FLA Appeals Court Rules the Gov't Can Ban Private Veggie Gardens

P. Gardner Goldsmith | November 15, 2017
Font Size

For decades, many U.S.-based collectivists have told people that too many Americans are obese.

They’ve implied that store owners and restaurateurs are evil for not offering people shelves of bean sprouts, never noting that consumer demand drives shelf allocation. Then they tell us that central planning and mandates will alleviate this situation and are excusable because “we all pay” when someone gets diabetes or spontaneously combusts after eating the wrong food. Given that stellar track record of nanny-statism and the push to turn humans into grass-fed sheep, one might think that local politicians and big-hitter judges might want more people to grow their own vegetables. Heck, at the most fundamental level, one might hope that at least the politicians and judges would uphold the ancient human tradition of property rights.

Just don’t cling to those hopes in Florida, where the political busy-bodies of Miami Shores have banned front yard veggie gardens, and an appeals court has just upheld the ban.

As Baylen Lennekin writes for Reason:

There, Hermine Ricketts and her husband, Laurence Carroll, had kept a nicely manicured vegetable garden in their front yard for nearly two decades. Then, in 2013, Miami Shores adopted an ordinance that banned vegetable gardens, and vowed to fine violators each day they failed to comply with the law.

Ricketts and Carroll sued to defend their rights to acquire and peacefully use land, and their rights to privacy. But a state court in Florida upheld the ordinance on the grounds that – get this – veggies are “ugly,” and now, a state appeals court has sided with the lower (very low) court.

First of all, whatever happened to the time-honored adage, “Beauty is in the eye of the beholder”? What happened to the Latin phrase my father used to say, “De gustabus non est disputandum,” translation “There’s no disputing one’s taste”?

Second, isn’t the supposed rationale for the existence of the state that it is there to “protect” private property from encroachments by others?

Instead, it does precisely that which we are not supposed to do to each other: threatens us, restricts our freedom to peacefully act, and takes our property, be it directly through eminent domain, through taxation, or through ordinances like this in Miami Shores.

Why should anyone be surprised that on appeal to agents of the government, those said same agents ruled in favor of the government and against property rights? After all, the only way they get their paychecks is through the government infringing on the peaceful ownership of private property and via demands of tax “tribute” to their officialdom.

And the decision is not only consistent with the QED of government (it’s supposed to exist to protect your stuff, but it can only exist by claiming the power to take your stuff and hurt you if you resist). It's also consistent with the arbitrary ways in which politicians and judges write and interpret ordinances and statutes.
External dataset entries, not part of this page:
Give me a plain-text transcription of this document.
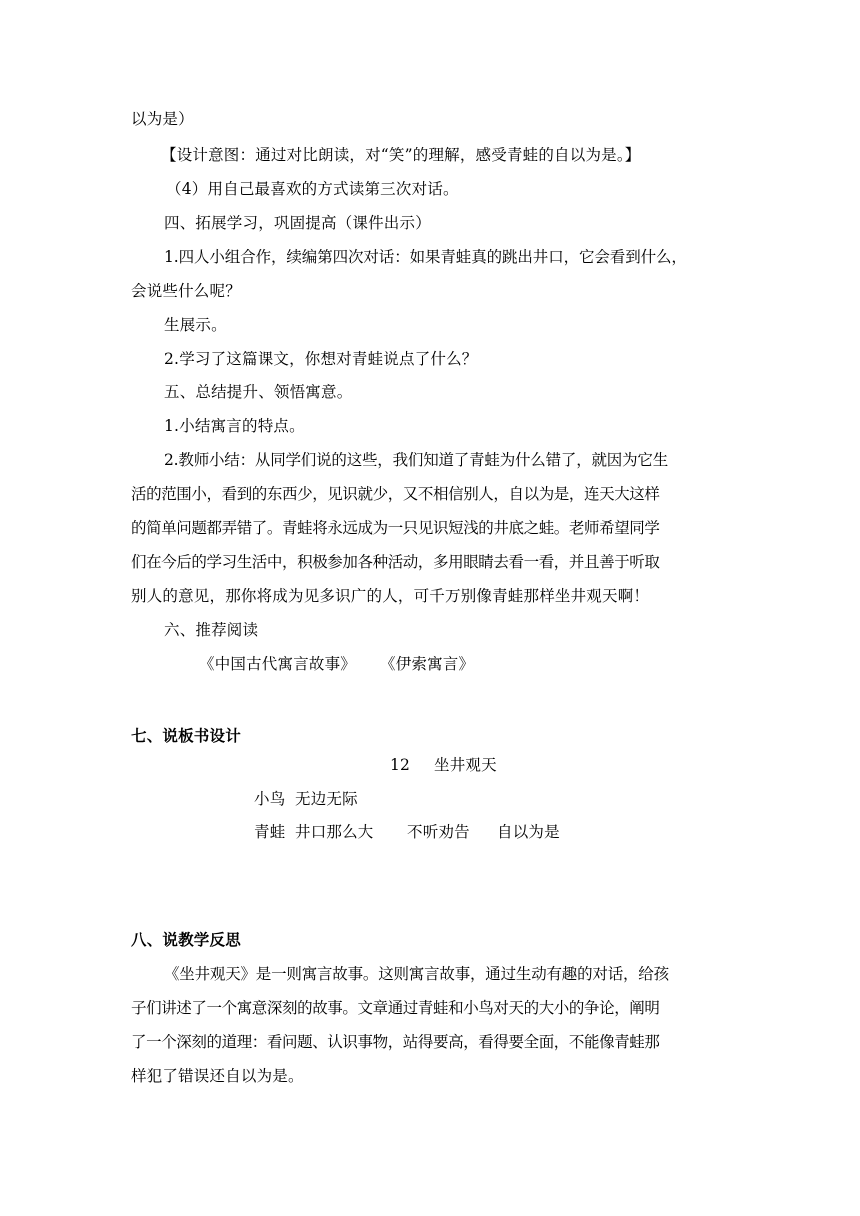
以为是）
【设计意图：通过对比朗读，对“笑”的理解，感受青蛙的自以为是。】
（4）用自己最喜欢的方式读第三次对话。
四、拓展学习，巩固提高（课件出示）
1.四人小组合作，续编第四次对话：如果青蛙真的跳出井口，它会看到什么，
会说些什么呢？
生展示。
2.学习了这篇课文，你想对青蛙说点了什么？
五、总结提升、领悟寓意。
1.小结寓言的特点。
2.教师小结：从同学们说的这些，我们知道了青蛙为什么错了，就因为它生
活的范围小，看到的东西少，见识就少，又不相信别人，自以为是，连天大这样
的简单问题都弄错了。青蛙将永远成为一只见识短浅的井底之蛙。老师希望同学
们在今后的学习生活中，积极参加各种活动，多用眼睛去看一看，并且善于听取
别人的意见，那你将成为见多识广的人，可千万别像青蛙那样坐井观天啊！
六、推荐阅读
《中国古代寓言故事》 《伊索寓言》
七、说板书设计
12 坐井观天
小鸟 无边无际
青蛙 井口那么大 不听劝告 自以为是
八、说教学反思
《坐井观天》是一则寓言故事。这则寓言故事，通过生动有趣的对话，给孩
子们讲述了一个寓意深刻的故事。文章通过青蛙和小鸟对天的大小的争论，阐明
了一个深刻的道理：看问题、认识事物，站得要高，看得要全面，不能像青蛙那
样犯了错误还自以为是。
So, as noted by Reason:

‘In Miami Shores, it is perfectly fine to grow fruit, build a pool, or park a boat in your front yard,’ says Ari Bargil, an attorney with the Institute for Justice, which represents Ricketts and Carroll, in an email to me in the wake of the court's ruling. ‘But this decision holds that it['s] perfectly rational for a City to prohibit vegetable gardens, while permitting virtually everything else.’

Just silly. But there is one more important lesson to be derived from this Florida mess, and it has to do with tort law and ancient tradition.
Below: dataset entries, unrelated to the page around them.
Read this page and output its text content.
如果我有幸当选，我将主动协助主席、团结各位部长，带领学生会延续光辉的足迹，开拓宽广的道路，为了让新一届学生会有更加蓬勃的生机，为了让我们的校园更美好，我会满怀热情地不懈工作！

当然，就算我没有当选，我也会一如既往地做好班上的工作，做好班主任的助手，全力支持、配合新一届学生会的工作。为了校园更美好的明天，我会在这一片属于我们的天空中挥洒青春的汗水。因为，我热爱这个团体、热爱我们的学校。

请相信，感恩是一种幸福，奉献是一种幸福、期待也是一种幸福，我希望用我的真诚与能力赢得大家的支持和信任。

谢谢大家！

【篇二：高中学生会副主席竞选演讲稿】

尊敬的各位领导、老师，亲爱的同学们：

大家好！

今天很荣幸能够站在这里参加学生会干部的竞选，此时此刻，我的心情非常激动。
One of the key components of tort law is that a plaintiff must show he or she has been harmed in order to bring a case. If a person hasn’t been harmed by the actions of a potential defendant, then there’s no case. The government is not a person, and, therefore, cannot claim personal harm. If a neighbor of someone with a veggie garden wants to claim damages, let him or her try. But it is highly unlikely that any sensible person would allow such a case to be heard, and if it were to be heard, a jury would likely not find in favor of the plaintiff.

But the state can simply create ordinances that block activities, regardless of the fact that the activities have not harmed anyone.
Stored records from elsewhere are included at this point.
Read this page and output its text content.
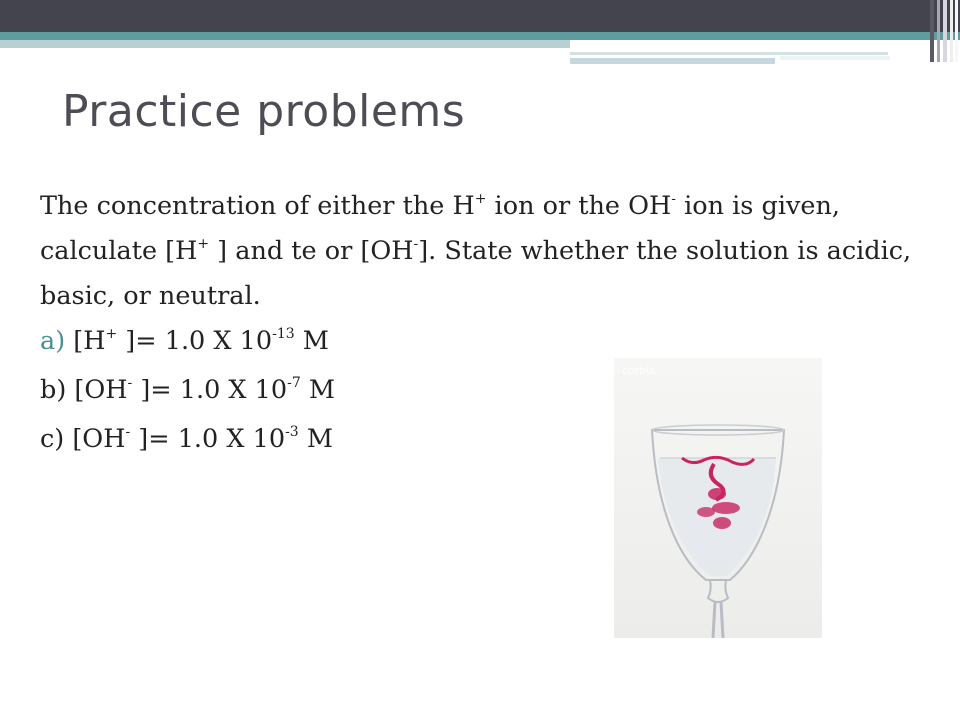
Practice problems

The concentration of either the H+ ion or the OH- ion is given, calculate [H+ ] and te or [OH-]. State whether the solution is acidic, basic, or neutral.

a) [H+ ]= 1.0 X $10^{-13}$ M
b) [OH- ]= 1.0 X $10^{-7}$ M
c) [OH- ]= 1.0 X $10^{-3}$ M
corbis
This is slavery, plain and simple. Many folks see slavery as forced work for another, and government enslaves via taxation, for sure. But it also involves prohibition against peaceful activities -- activities that are part of the gamut of human experience and to which men and women have a rightful claim.

It’s sad that the egomaniacal dictates in Miami Shores are being upheld, but at least others can derive a lesson from this mess. The specifics of the ban are far less important than the principles it confronts, principles that the politicians and judges seem to find offensive.

But which is offensive? A vegetable garden that harms no one, or a government that threatens people with fines and jail for growing the food?

Pretty easy to answer. So easy, in fact, even politicians and judges should be able to answer.